Прокурорская крыша - Николай Старинщиков 26 стр.


Они подхватили диван и опустили на деревянную раму с боковинами.

– Как тут и было… – бормотал Валентин. – А съехал он оттого, что оказался оторванным от основания. Система Брежнева. Сейчас такие не выпускают…

Подхватили вещи: Катя дамскую сумочку, оперативник потертую кожаную папку – и к выходу. Осталось сдать офис под охрану. И только бы их не заметили, потому что отвертится гад, а их потом по судам затаскают. Никто не поверит, что трахались, и пистолет сам собой выпал из дивана. Но должен же быть выход. Он где-то рядом.

Катя набрала номер пульта централизованной охраны и назвала пароль. Проверила систему охраны и получила "Добро".
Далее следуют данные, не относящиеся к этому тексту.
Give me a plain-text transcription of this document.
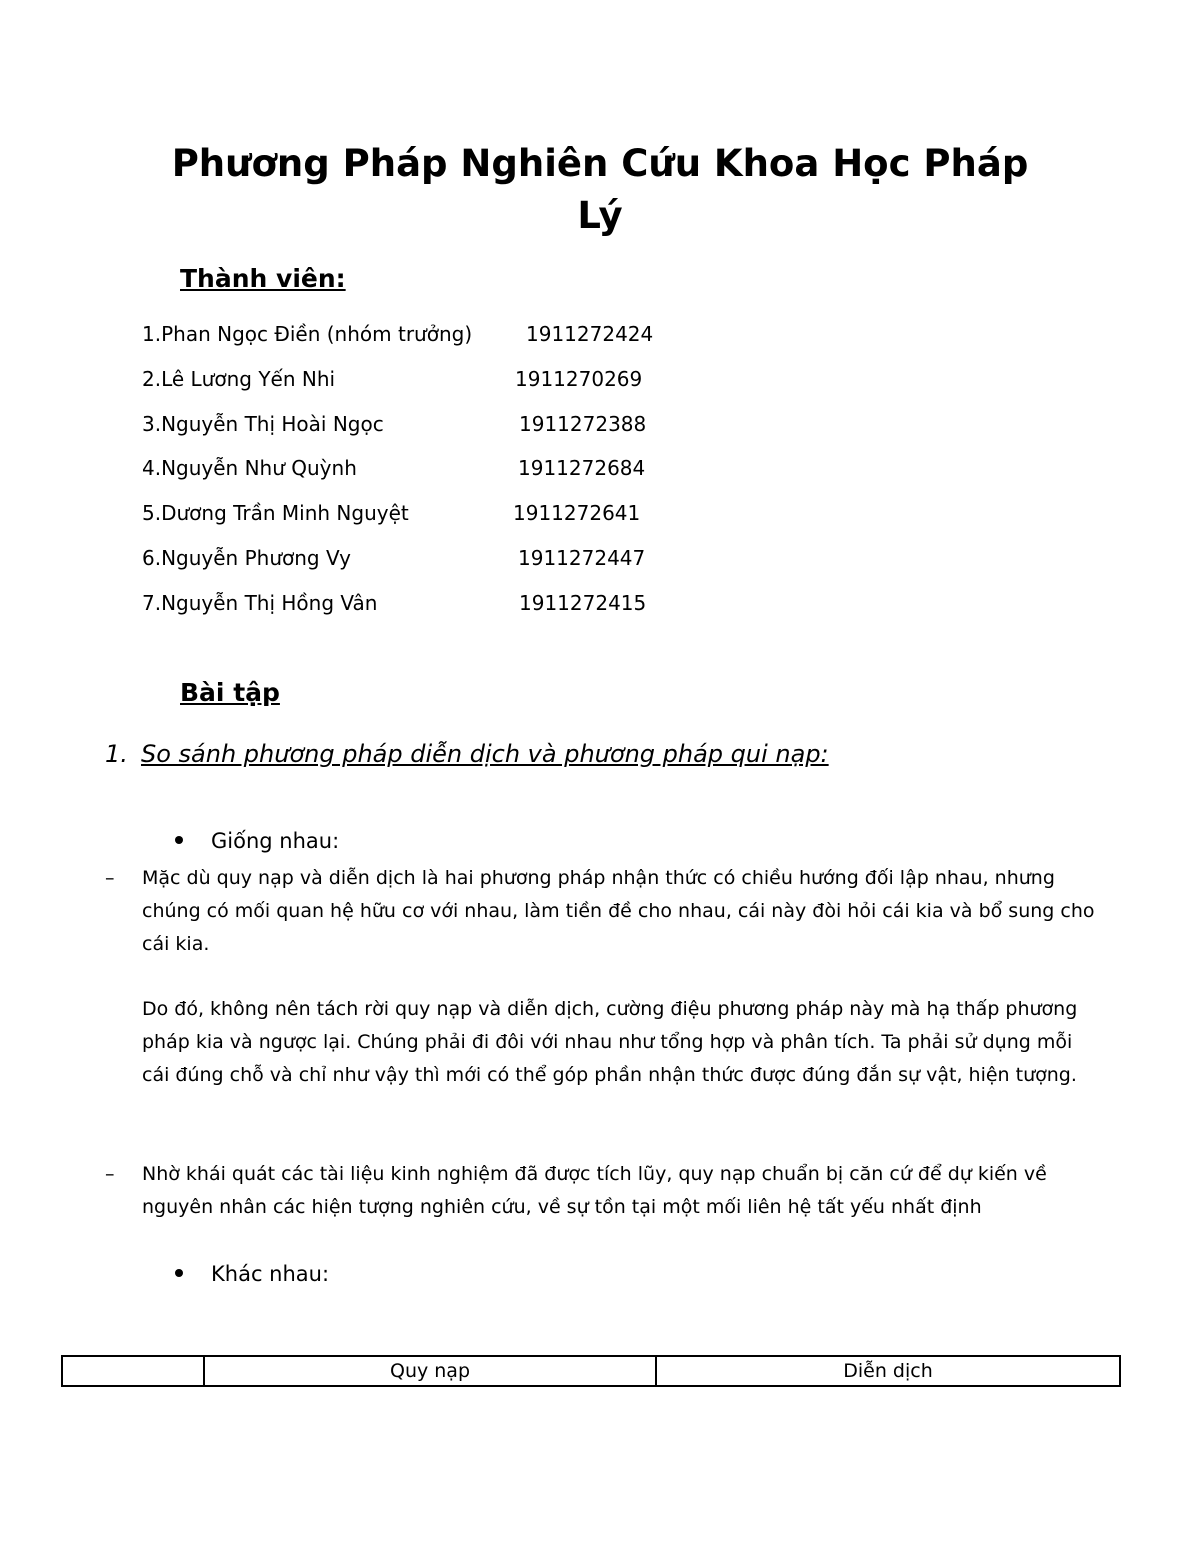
Phương Pháp Nghiên Cứu Khoa Học Pháp
Lý
Thành viên:
1.Phan Ngọc Điền (nhóm trưởng)	1911272424
2.Lê Lương Yến Nhi	1911270269
3.Nguyễn Thị Hoài Ngọc	1911272388
4.Nguyễn Như Quỳnh	1911272684
5.Dương Trần Minh Nguyệt	1911272641
6.Nguyễn Phương Vy	1911272447
7.Nguyễn Thị Hồng Vân	1911272415
Bài tập
1. So sánh phương pháp diễn dịch và phương pháp qui nạp:
Giống nhau:
– Mặc dù quy nạp và diễn dịch là hai phương pháp nhận thức có chiều hướng đối lập nhau, nhưng chúng có mối quan hệ hữu cơ với nhau, làm tiền đề cho nhau, cái này đòi hỏi cái kia và bổ sung cho cái kia.

Do đó, không nên tách rời quy nạp và diễn dịch, cường điệu phương pháp này mà hạ thấp phương pháp kia và ngược lại. Chúng phải đi đôi với nhau như tổng hợp và phân tích. Ta phải sử dụng mỗi cái đúng chỗ và chỉ như vậy thì mới có thể góp phần nhận thức được đúng đắn sự vật, hiện tượng.

– Nhờ khái quát các tài liệu kinh nghiệm đã được tích lũy, quy nạp chuẩn bị căn cứ để dự kiến về nguyên nhân các hiện tượng nghiên cứu, về sự tồn tại một mối liên hệ tất yếu nhất định

Khác nhau:
	Quy nạp	Diễn dịch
Открыли дверь, толкнув от себя, и шагнули за порог, сразу столкнувшись на крыльце с пожилым гражданином. На дороге стоит серая "Волга".

– Что трубку не поднимаете, – ворчит дед и щерится, как молодой. Все зубы в целости. Протянул красную корку Валентину и заставил читать знакомым до боли голосом.
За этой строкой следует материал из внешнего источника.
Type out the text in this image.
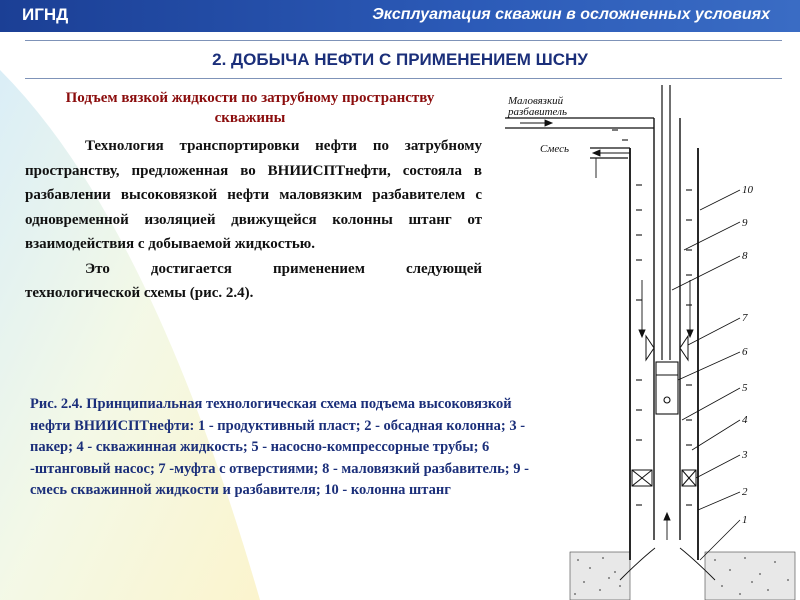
ИГНД	Эксплуатация скважин в осложненных условиях
2. ДОБЫЧА НЕФТИ С ПРИМЕНЕНИЕМ ШСНУ
Подъем вязкой жидкости по затрубному пространству скважины

Технология транспортировки нефти по затрубному пространству, предложенная во ВНИИСПТнефти, состояла в разбавлении высоковязкой нефти маловязким разбавителем с одновременной изоляцией движущейся колонны штанг от взаимодействия с добываемой жидкостью.

Это достигается применением следующей технологической схемы (рис. 2.4).

Рис. 2.4. Принципиальная технологическая схема подъема высоковязкой нефти ВНИИСПТнефти: 1 - продуктивный пласт; 2 - обсадная колонна; 3 - пакер; 4 - скважинная жидкость; 5 - насосно-компрессорные трубы; 6 -штанговый насос; 7 -муфта с отверстиями; 8 - маловязкий разбавитель; 9 - смесь скважинной жидкости и разбавителя; 10 - колонна штанг
Маловязкий
разбавитель
Смесь
10
9
8
7
6
5
4
3
2
1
Под ложечкой у Скворцова тоскливо заныло. Кажется, попались. Кругом одна порука. Шило и мыло. В кармане неизвестно чей пистолет. Бог знает, где он был до этого засвечен. Вот она, судьба.

– Лушников я, – шипит дед. – Неужели не можешь узнать?
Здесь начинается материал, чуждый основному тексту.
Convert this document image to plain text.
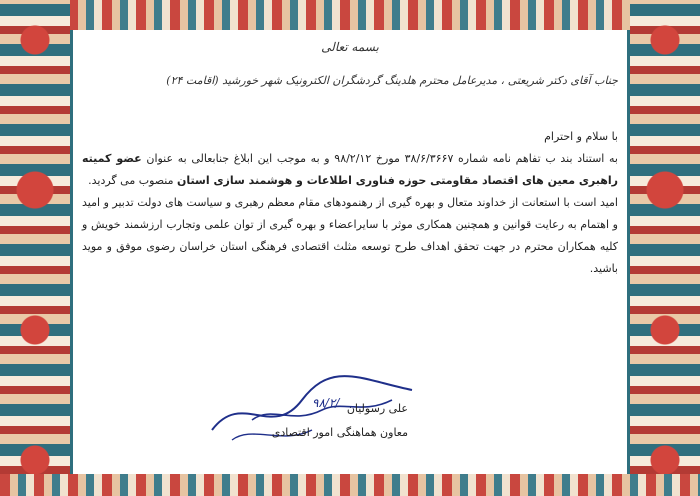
بسمه تعالی
جناب آقای دکتر شریعتی ، مدیرعامل محترم هلدینگ گردشگران الکترونیک شهر خورشید (اقامت ۲۴)

با سلام و احترام

به استناد بند ب تفاهم نامه شماره ۳۸/۶/۳۶۶۷ مورخ ۹۸/۲/۱۲ و به موجب این ابلاغ جنابعالی به عنوان عضو کمیته راهبری معین های اقتصاد مقاومتی حوزه فناوری اطلاعات و هوشمند سازی استان منصوب می گردید.

امید است با استعانت از خداوند متعال و بهره گیری از رهنمودهای مقام معظم رهبری و سیاست های دولت تدبیر و امید و اهتمام به رعایت قوانین و همچنین همکاری موثر با سایراعضاء و بهره گیری از توان علمی وتجارب ارزشمند خویش و کلیه همکاران محترم در جهت تحقق اهداف طرح توسعه مثلث اقتصادی فرهنگی استان خراسان رضوی موفق و موید باشید.

۹۸/۲/ علی رسولیان
معاون هماهنگی امور اقتصادی
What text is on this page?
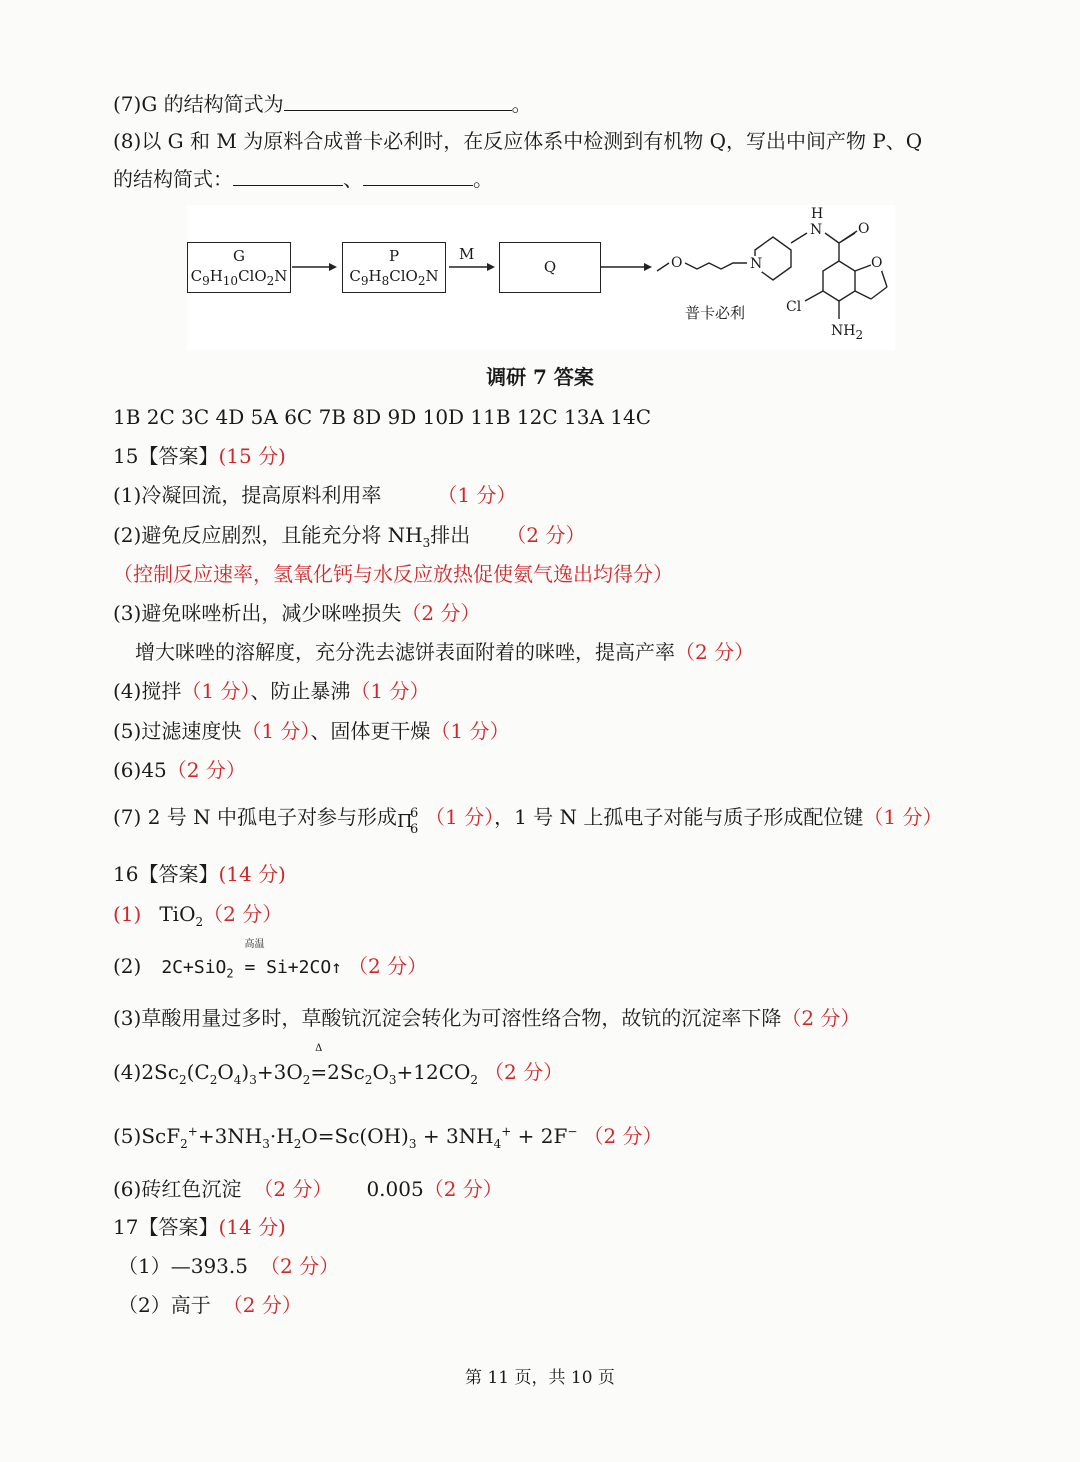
(7)G 的结构简式为	。
(8)以 G 和 M 为原料合成普卡必利时，在反应体系中检测到有机物 Q，写出中间产物 P、Q
的结构简式：	、	。
G
$C_9H_{10}ClO_2N$
P
$C_9H_8ClO_2N$
M
Q	O	N
H
N	O
O
Cl
$NH_2$
普卡必利
调研 7 答案
1B 2C 3C 4D 5A 6C 7B 8D 9D 10D 11B 12C 13A 14C
15【答案】(15 分)
(1)冷凝回流，提高原料利用率	（1 分）
(2)避免反应剧烈，且能充分将 $NH_3$排出 （2 分）
（控制反应速率，氢氧化钙与水反应放热促使氨气逸出均得分）
(3)避免咪唑析出，减少咪唑损失（2 分）
增大咪唑的溶解度，充分洗去滤饼表面附着的咪唑，提高产率（2 分）
(4)搅拌（1 分）、防止暴沸（1 分）
(5)过滤速度快（1 分）、固体更干燥（1 分）
(6)45（2 分）
(7) 2 号 N 中孤电子对参与形成 Π
6
6
（1 分），1 号 N 上孤电子对能与质子形成配位键（1 分）
16【答案】(14 分)
(1) TiO$_2$（2 分）
(2) 2C+SiO$_2$
高温
= Si+2CO↑ （2 分）
(3)草酸用量过多时，草酸钪沉淀会转化为可溶性络合物，故钪的沉淀率下降（2 分）
$(4)2Sc_2(C_2O_4)_3+3O_2$
Δ
$=2Sc_2O_3+12CO_2$ （2 分）
$(5)ScF_2^++3NH_3\cdot H_2O=Sc(OH)_3 + 3NH_4^+ + 2F^-$ （2 分）
(6)砖红色沉淀 （2 分） 0.005（2 分）
17【答案】(14 分)
（1）—393.5 （2 分）
（2）高于 （2 分）
第 11 页，共 10 页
Глаза у Скворцова обрадовано сверкнули. Это же надо так себя изуродовать, чтобы узнать не могли. Хотя, если присмотреться, знакомые черты все равно проступают.

– Не напрягайся, – решил за него Лушников. – И можешь не докладывать: я в курсе. Где пистолет?… Пальцами брал?… Попробуем действовать нестандартно.

И покосился в сторону перепуганной девушке:

– Можно ей доверять, Валентин Петрович?

Вместо Скворцова ответила Катя. Торопливо и обиженно. Можно, конечно. В глазах удивление: дяденьке откуда-то известно про пистолет. Она помнит этого посетителя. Под вечер приходил. Посидел на диванчике, развалясь, и в курсе всех дел неожиданно стал. Даже о пистолете.

– Потом, голуби мои, расскажу. А сейчас нам пора уходить. Нужна консультация начальства. Думаю, с нами согласятся…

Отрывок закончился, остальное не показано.